Averaging down with leveraged ETFs?

Discussion in 'ETFs' started by crgarcia, Sep 11, 2009.

  1. What you think of this strategy?

    Market goes down 10% (or 15%): 1x ETF (SPY, DIA)
    Market goes down 20% (or 30%): 2x ETF (SSO, DDM)
    Market goes down 30% (or 45%): 3x ETF (BGU)

    Since market needs to go down 50% or 33.33% in one day (it can't because of futures daily trading limits) you are blowup protected.

    Yet, you can still wath your account fluctuate down (temporarily) a lot.
  2. You have the "mechanics" of levered ETF's wrong. Do some more research. They're not designed to work that way at all & your plan would fall apart.
  3. yes these ETF's are crap for multi day hold unless the market trends very strongly, look at their charts vs underlying, averaging down would kill you. They are designed for daytraders and to hedge a decline over a couple of days.
  4. lindq


    From the march lows until now, the SPY has gained about 50%, from roughly 69 to 104.

    SSO in the same timeframe has moved from 14 to 33.

    You do the math.

    If you are betting on the long side in the overall market with an ETF, SSO is a decent instrument, especially when you consider that you need to tie up less capital to take the ride.

    IMO, what the market needs - and I'm surprised it hasn't been developed - is a mini/mini futures contract. About half the leverage of an E-mini, to permit greater flexbility in trading.
  5. Fractional Futures is a great idea!

    CME has rolled out e-micro's on 6 currency futures. $1 RT trading cost 1/10 the big contract.

    Problem is it doesn't trade the volume and price does not always track the big contract.

  6. But what of the fact it was at 100+ a couple of years ago? If he were averaging down, the "recovery" is very, very slow. These leveraged etf's are very trick to calculate for swing/long term.

  7. Hell yes, my friend. I saw an ad for a "mini ES" that was 1/10 of an ES. So basically US$1.25 per tick. Unfortunately, it was only available at an Australian brokerage and they won't accept US customers. I did an online chat with them and the first thing the guy said was "we don't accept US customers" (he noticed my IP address).

    Oh well. I would be ALL OVER a mini ES.

    Oh, and yeah, the huge spreads and non-existent volume on the e-micro currencies make them untradeable. Maybe over time they will get better.
  8. Hester


    Any long term strategy with 3X or even 2X leveraged etfs on the long side is a recipe for disastor. You just cannot over look the price decay. Do some research.

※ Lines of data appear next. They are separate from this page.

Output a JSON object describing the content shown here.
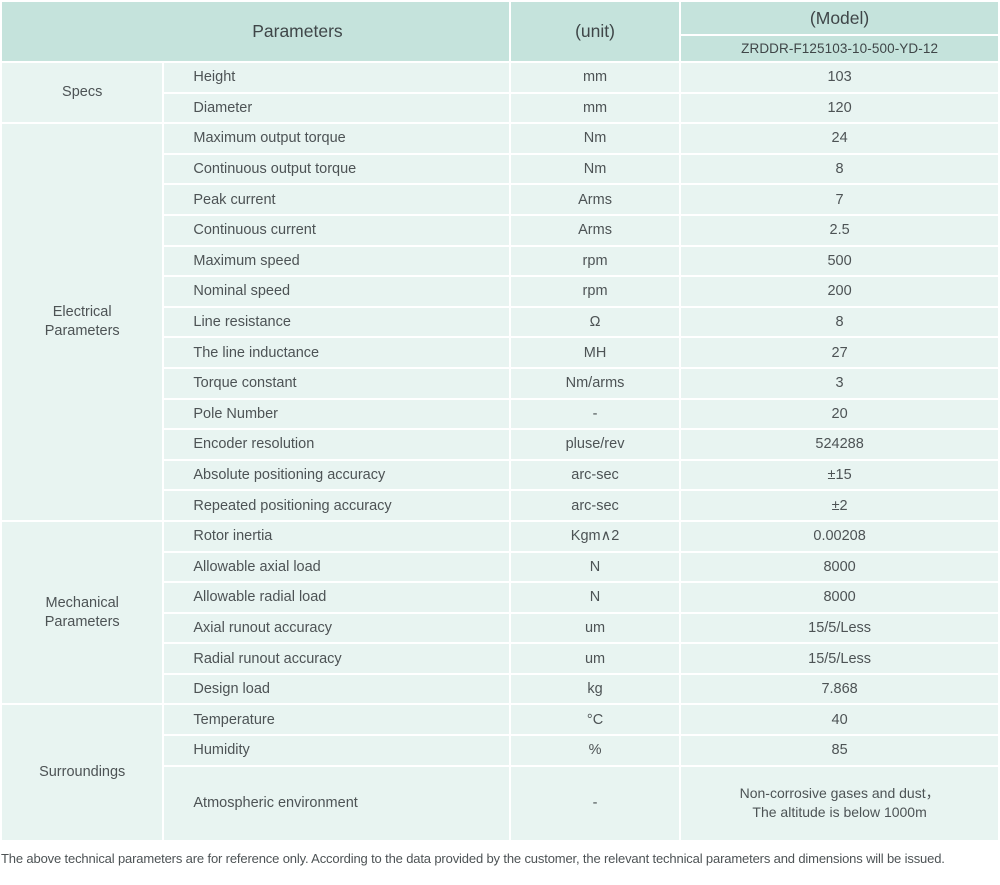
{
  "header": {
    "parameters_label": "Parameters",
    "unit_label": "(unit)",
    "model_label": "(Model)",
    "model_value": "ZRDDR-F125103-10-500-YD-12"
  },
  "sections": [
    {
      "name": "Specs",
      "rows": [
        {
          "param": "Height",
          "unit": "mm",
          "value": "103"
        },
        {
          "param": "Diameter",
          "unit": "mm",
          "value": "120"
        }
      ]
    },
    {
      "name": "Electrical Parameters",
      "rows": [
        {
          "param": "Maximum output torque",
          "unit": "Nm",
          "value": "24"
        },
        {
          "param": "Continuous output torque",
          "unit": "Nm",
          "value": "8"
        },
        {
          "param": "Peak current",
          "unit": "Arms",
          "value": "7"
        },
        {
          "param": "Continuous current",
          "unit": "Arms",
          "value": "2.5"
        },
        {
          "param": "Maximum speed",
          "unit": "rpm",
          "value": "500"
        },
        {
          "param": "Nominal speed",
          "unit": "rpm",
          "value": "200"
        },
        {
          "param": "Line resistance",
          "unit": "Ω",
          "value": "8"
        },
        {
          "param": "The line inductance",
          "unit": "MH",
          "value": "27"
        },
        {
          "param": "Torque constant",
          "unit": "Nm/arms",
          "value": "3"
        },
        {
          "param": "Pole Number",
          "unit": "-",
          "value": "20"
        },
        {
          "param": "Encoder resolution",
          "unit": "pluse/rev",
          "value": "524288"
        },
        {
          "param": "Absolute positioning accuracy",
          "unit": "arc-sec",
          "value": "±15"
        },
        {
          "param": "Repeated positioning accuracy",
          "unit": "arc-sec",
          "value": "±2"
        }
      ]
    },
    {
      "name": "Mechanical Parameters",
      "rows": [
        {
          "param": "Rotor inertia",
          "unit": "Kgm∧2",
          "value": "0.00208"
        },
        {
          "param": "Allowable axial load",
          "unit": "N",
          "value": "8000"
        },
        {
          "param": "Allowable radial load",
          "unit": "N",
          "value": "8000"
        },
        {
          "param": "Axial runout accuracy",
          "unit": "um",
          "value": "15/5/Less"
        },
        {
          "param": "Radial runout accuracy",
          "unit": "um",
          "value": "15/5/Less"
        },
        {
          "param": "Design load",
          "unit": "kg",
          "value": "7.868"
        }
      ]
    },
    {
      "name": "Surroundings",
      "rows": [
        {
          "param": "Temperature",
          "unit": "°C",
          "value": "40"
        },
        {
          "param": "Humidity",
          "unit": "%",
          "value": "85"
        },
        {
          "param": "Atmospheric environment",
          "unit": "-",
          "value": "Non-corrosive gases and dust，\nThe altitude is below 1000m"
        }
      ]
    }
  ],
  "footnote": "The above technical parameters are for reference only. According to the data provided by the customer, the relevant technical parameters and dimensions will be issued.",
  "colors": {
    "header_bg": "#c5e3dc",
    "row_bg": "#e8f4f1",
    "separator": "#ffffff",
    "header_text": "#3f4648",
    "body_text": "#4d5355"
  }
}
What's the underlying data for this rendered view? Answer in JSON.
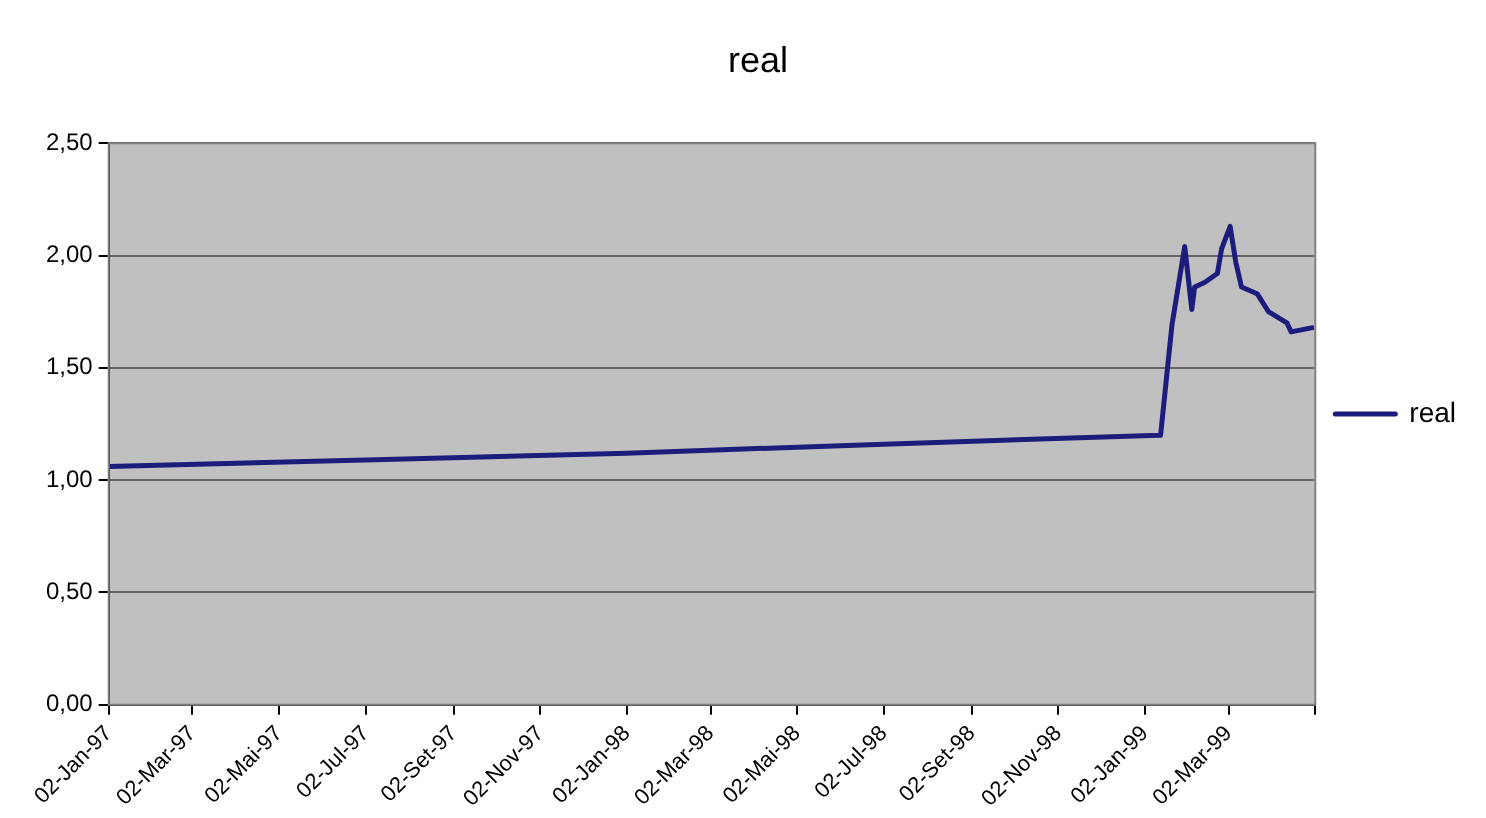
{
  "chart_data": {
    "type": "line",
    "title": "real",
    "x": [
      "1997-01-02",
      "1997-07-02",
      "1998-01-02",
      "1998-07-02",
      "1999-01-12",
      "1999-01-13",
      "1999-01-21",
      "1999-01-30",
      "1999-02-04",
      "1999-02-06",
      "1999-02-13",
      "1999-02-22",
      "1999-02-25",
      "1999-03-03",
      "1999-03-07",
      "1999-03-11",
      "1999-03-22",
      "1999-03-30",
      "1999-04-12",
      "1999-04-15",
      "1999-05-01"
    ],
    "series": [
      {
        "name": "real",
        "color": "#1c1c7c",
        "values": [
          1.06,
          1.09,
          1.12,
          1.16,
          1.2,
          1.2,
          1.69,
          2.04,
          1.76,
          1.86,
          1.88,
          1.92,
          2.03,
          2.13,
          1.97,
          1.86,
          1.83,
          1.75,
          1.7,
          1.66,
          1.68
        ]
      }
    ],
    "xlim": [
      "1997-01-02",
      "1999-05-02"
    ],
    "xticks": [
      {
        "value": "1997-01-02",
        "label": "02-Jan-97"
      },
      {
        "value": "1997-03-02",
        "label": "02-Mar-97"
      },
      {
        "value": "1997-05-02",
        "label": "02-Mai-97"
      },
      {
        "value": "1997-07-02",
        "label": "02-Jul-97"
      },
      {
        "value": "1997-09-02",
        "label": "02-Set-97"
      },
      {
        "value": "1997-11-02",
        "label": "02-Nov-97"
      },
      {
        "value": "1998-01-02",
        "label": "02-Jan-98"
      },
      {
        "value": "1998-03-02",
        "label": "02-Mar-98"
      },
      {
        "value": "1998-05-02",
        "label": "02-Mai-98"
      },
      {
        "value": "1998-07-02",
        "label": "02-Jul-98"
      },
      {
        "value": "1998-09-02",
        "label": "02-Set-98"
      },
      {
        "value": "1998-11-02",
        "label": "02-Nov-98"
      },
      {
        "value": "1999-01-02",
        "label": "02-Jan-99"
      },
      {
        "value": "1999-03-02",
        "label": "02-Mar-99"
      },
      {
        "value": "1999-05-02",
        "label": null
      }
    ],
    "ylim": [
      0,
      2.5
    ],
    "yticks": [
      {
        "value": 0,
        "label": "0,00"
      },
      {
        "value": 0.5,
        "label": "0,50"
      },
      {
        "value": 1,
        "label": "1,00"
      },
      {
        "value": 1.5,
        "label": "1,50"
      },
      {
        "value": 2,
        "label": "2,00"
      },
      {
        "value": 2.5,
        "label": "2,50"
      }
    ],
    "grid": "y",
    "legend": "right",
    "marker": "none",
    "line_style": "solid"
  }
}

    If you want to hold this for a couple of months, you could get away with it I suppose. But, if you are a long term investor, and I think you are, then you will slowly underperform what the etf is theoretically supposed to. Especially in a volatile market. By long term investor I mean 12-36 months or possibly more.
  9. joe4422


    Kind of off the subject, has anyone ever shorted FAS and FAZ at the same time and just held them for a few months?

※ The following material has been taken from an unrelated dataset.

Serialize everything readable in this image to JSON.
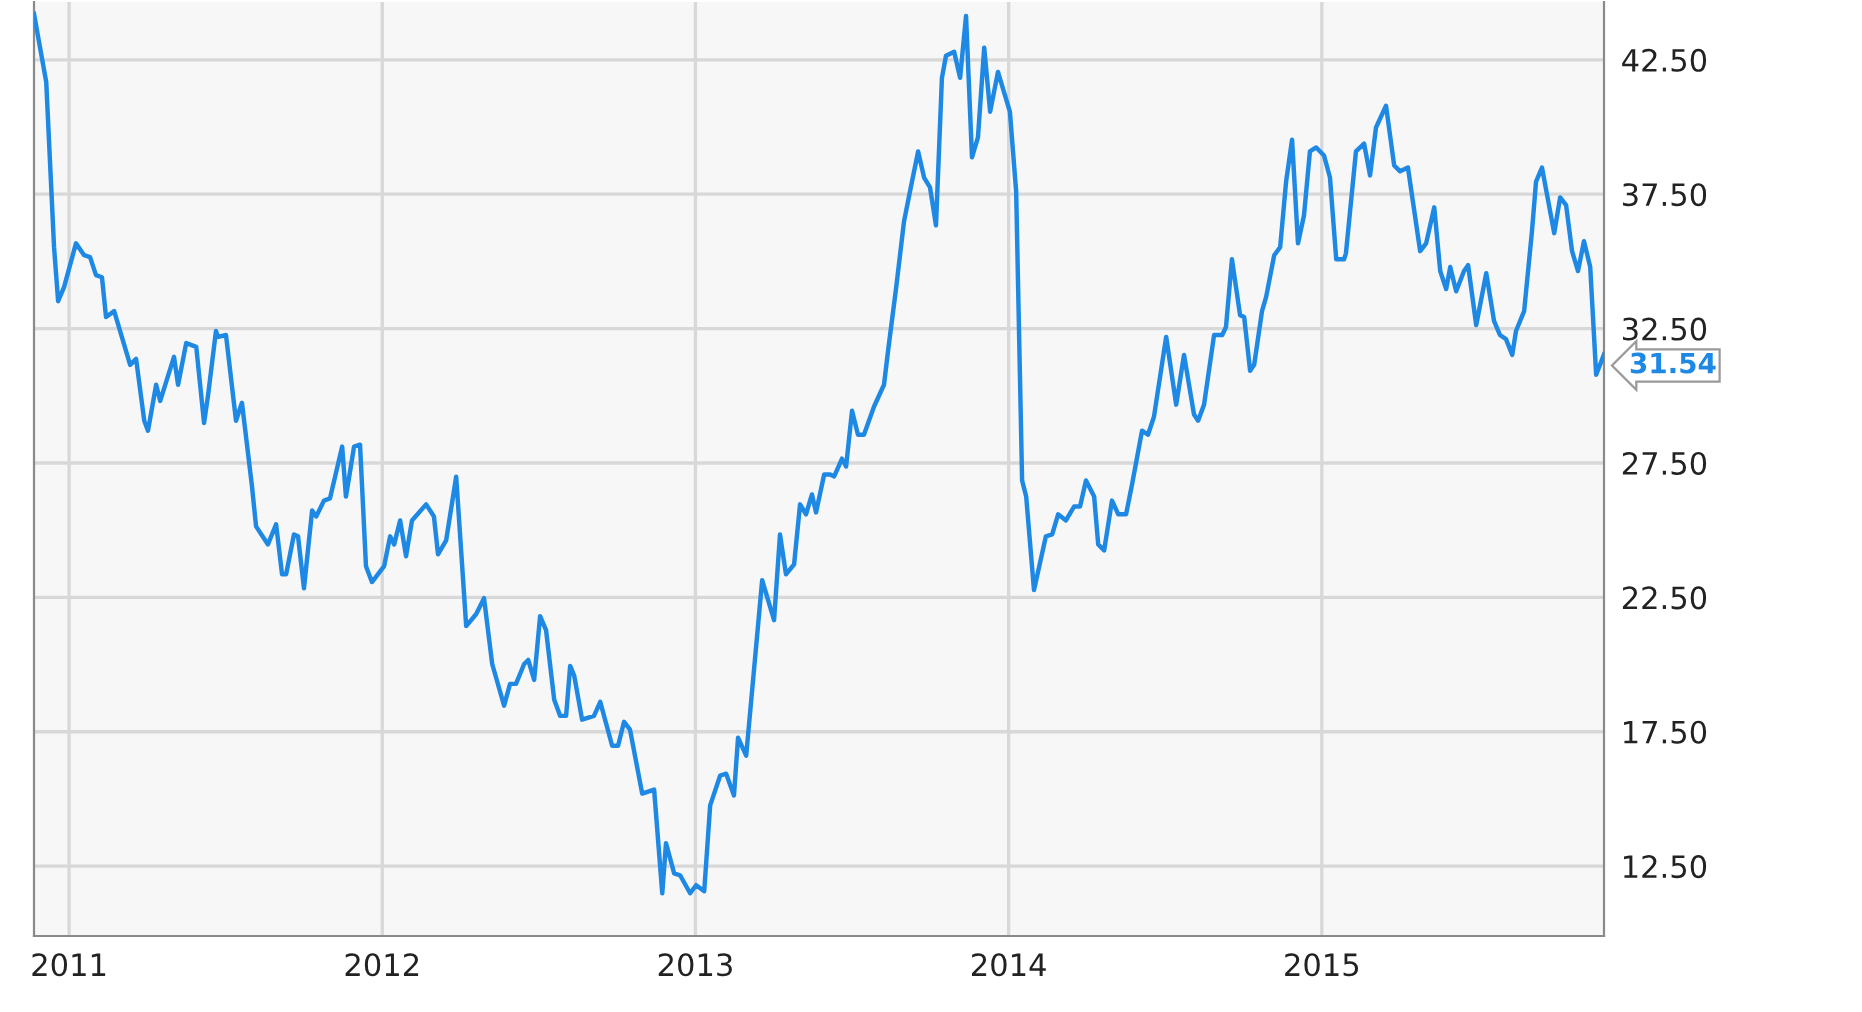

    Seems like the scam of the century.
  10. Hester


    Yes. This is a topic that I don't often find, but is logical. Look at long term charts of a 3X leveraged bear and bull etf and you'll find that this strategy would have made some serious money. Usually either the bear or bull gets hammered and the other one kind of just stays flat.

    However, There is one big problem with this strategy. If there is a huge move in the market, one of these etfs could easily double or triple in no time at all. Say another credit crisis or some black swan comes about, and the market unexpectadly crashes. The 3X bear position would destroy this trade and you would most likely have to cut your losses befor you get a margin call. That makes this trade dangerous

    To avoid the risk of a margin call after one of these doubles or triples, you could buy leap puts so all you could lose is the premium paid. However, the amount that you lose to time decay would probably outpace the price decay experienced by the etfs.

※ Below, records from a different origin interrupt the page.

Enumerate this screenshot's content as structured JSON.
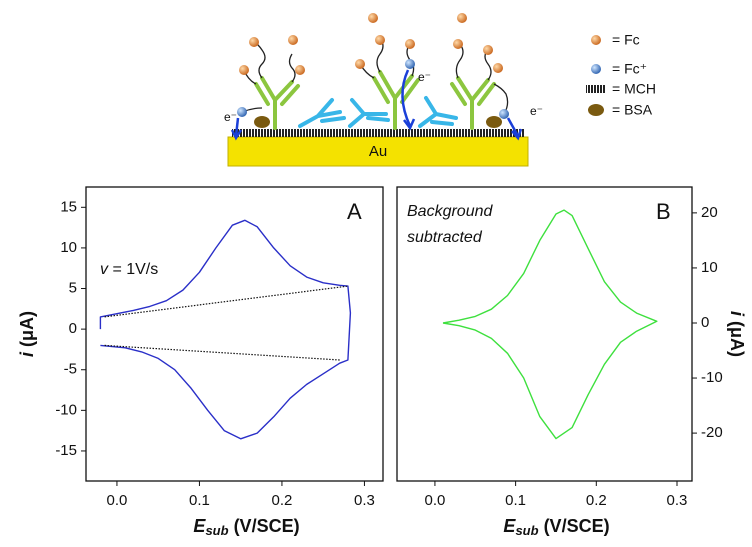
{
  "diagram": {
    "substrate": "Au",
    "legend": [
      "= Fc",
      "= Fc⁺",
      "= MCH",
      "= BSA"
    ],
    "electron_labels": [
      "e⁻",
      "e⁻",
      "e⁻",
      "e⁻"
    ]
  },
  "chart_data": [
    {
      "type": "line",
      "panel_label": "A",
      "annotation": [
        "v",
        " = 1V/s"
      ],
      "xlabel": [
        "E",
        "sub",
        " (V/SCE)"
      ],
      "ylabel": [
        "i",
        " (μA)"
      ],
      "yaxis_side": "left",
      "xlim": [
        -0.0375,
        0.3225
      ],
      "ylim": [
        -18.7,
        17.5
      ],
      "xticks": [
        {
          "value": 0,
          "label": "0.0"
        },
        0.1,
        0.2,
        0.3
      ],
      "yticks": [
        15,
        10,
        5,
        0,
        -5,
        -10,
        -15
      ],
      "series": [
        {
          "color": "#2a2fc8",
          "style": "solid",
          "x": [
            -0.02,
            -0.02,
            0.0,
            0.02,
            0.04,
            0.06,
            0.08,
            0.1,
            0.12,
            0.14,
            0.155,
            0.17,
            0.19,
            0.21,
            0.23,
            0.25,
            0.27,
            0.28,
            0.283,
            0.28,
            0.27,
            0.25,
            0.23,
            0.21,
            0.19,
            0.17,
            0.15,
            0.13,
            0.11,
            0.09,
            0.07,
            0.05,
            0.03,
            0.01,
            -0.02
          ],
          "values": [
            0,
            1.5,
            1.9,
            2.3,
            2.8,
            3.5,
            4.8,
            7.0,
            10.0,
            12.8,
            13.4,
            12.6,
            10.0,
            7.8,
            6.4,
            5.7,
            5.4,
            5.3,
            2,
            -3.8,
            -4.2,
            -5.5,
            -6.8,
            -8.5,
            -10.8,
            -12.8,
            -13.5,
            -12.5,
            -10.0,
            -7.3,
            -5.0,
            -3.6,
            -2.8,
            -2.3,
            -2.0
          ]
        },
        {
          "color": "#111111",
          "style": "dotted",
          "x": [
            -0.015,
            0.28
          ],
          "values": [
            1.5,
            5.3
          ]
        },
        {
          "color": "#111111",
          "style": "dotted",
          "x": [
            -0.015,
            0.27
          ],
          "values": [
            -2.0,
            -3.8
          ]
        }
      ]
    },
    {
      "type": "line",
      "panel_label": "B",
      "annotation": [
        "Background",
        "subtracted"
      ],
      "xlabel": [
        "E",
        "sub",
        " (V/SCE)"
      ],
      "ylabel": [
        "i",
        " (μA)"
      ],
      "yaxis_side": "right",
      "xlim": [
        -0.047,
        0.3186
      ],
      "ylim": [
        -28.7,
        24.7
      ],
      "xticks": [
        {
          "value": 0,
          "label": "0.0"
        },
        0.1,
        0.2,
        0.3
      ],
      "yticks": [
        20,
        10,
        0,
        -10,
        -20
      ],
      "series": [
        {
          "color": "#3ee03e",
          "style": "solid",
          "x": [
            0.01,
            0.03,
            0.05,
            0.07,
            0.09,
            0.11,
            0.13,
            0.15,
            0.16,
            0.17,
            0.19,
            0.21,
            0.23,
            0.25,
            0.275,
            0.25,
            0.23,
            0.21,
            0.19,
            0.17,
            0.15,
            0.13,
            0.11,
            0.09,
            0.07,
            0.05,
            0.03,
            0.01
          ],
          "values": [
            0,
            0.5,
            1.2,
            2.5,
            5.0,
            9.0,
            15.0,
            19.8,
            20.5,
            19.5,
            13.5,
            7.5,
            3.8,
            1.8,
            0.3,
            -1.5,
            -3.5,
            -7.5,
            -13,
            -19,
            -21,
            -17,
            -10,
            -5.5,
            -2.8,
            -1.3,
            -0.5,
            0
          ]
        }
      ]
    }
  ]
}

    So the only option I see is to buy bear put and call spreads using leaps. This way you can get as theta neutral as possible, and don't risk a margin call from a black swan event. However, this means you will have to guess how much these things will decay in two or three years (life of the leaps). You need to at least buy spreads where the payoff is you double your money or more. This way if one etf does not decrease because of some reason, the gains from the other will offset. To do this you will have to position this spread to where the breakeven and maximum profit is well below where the etf is currently at.

    So as you can see, there is no free lunch here.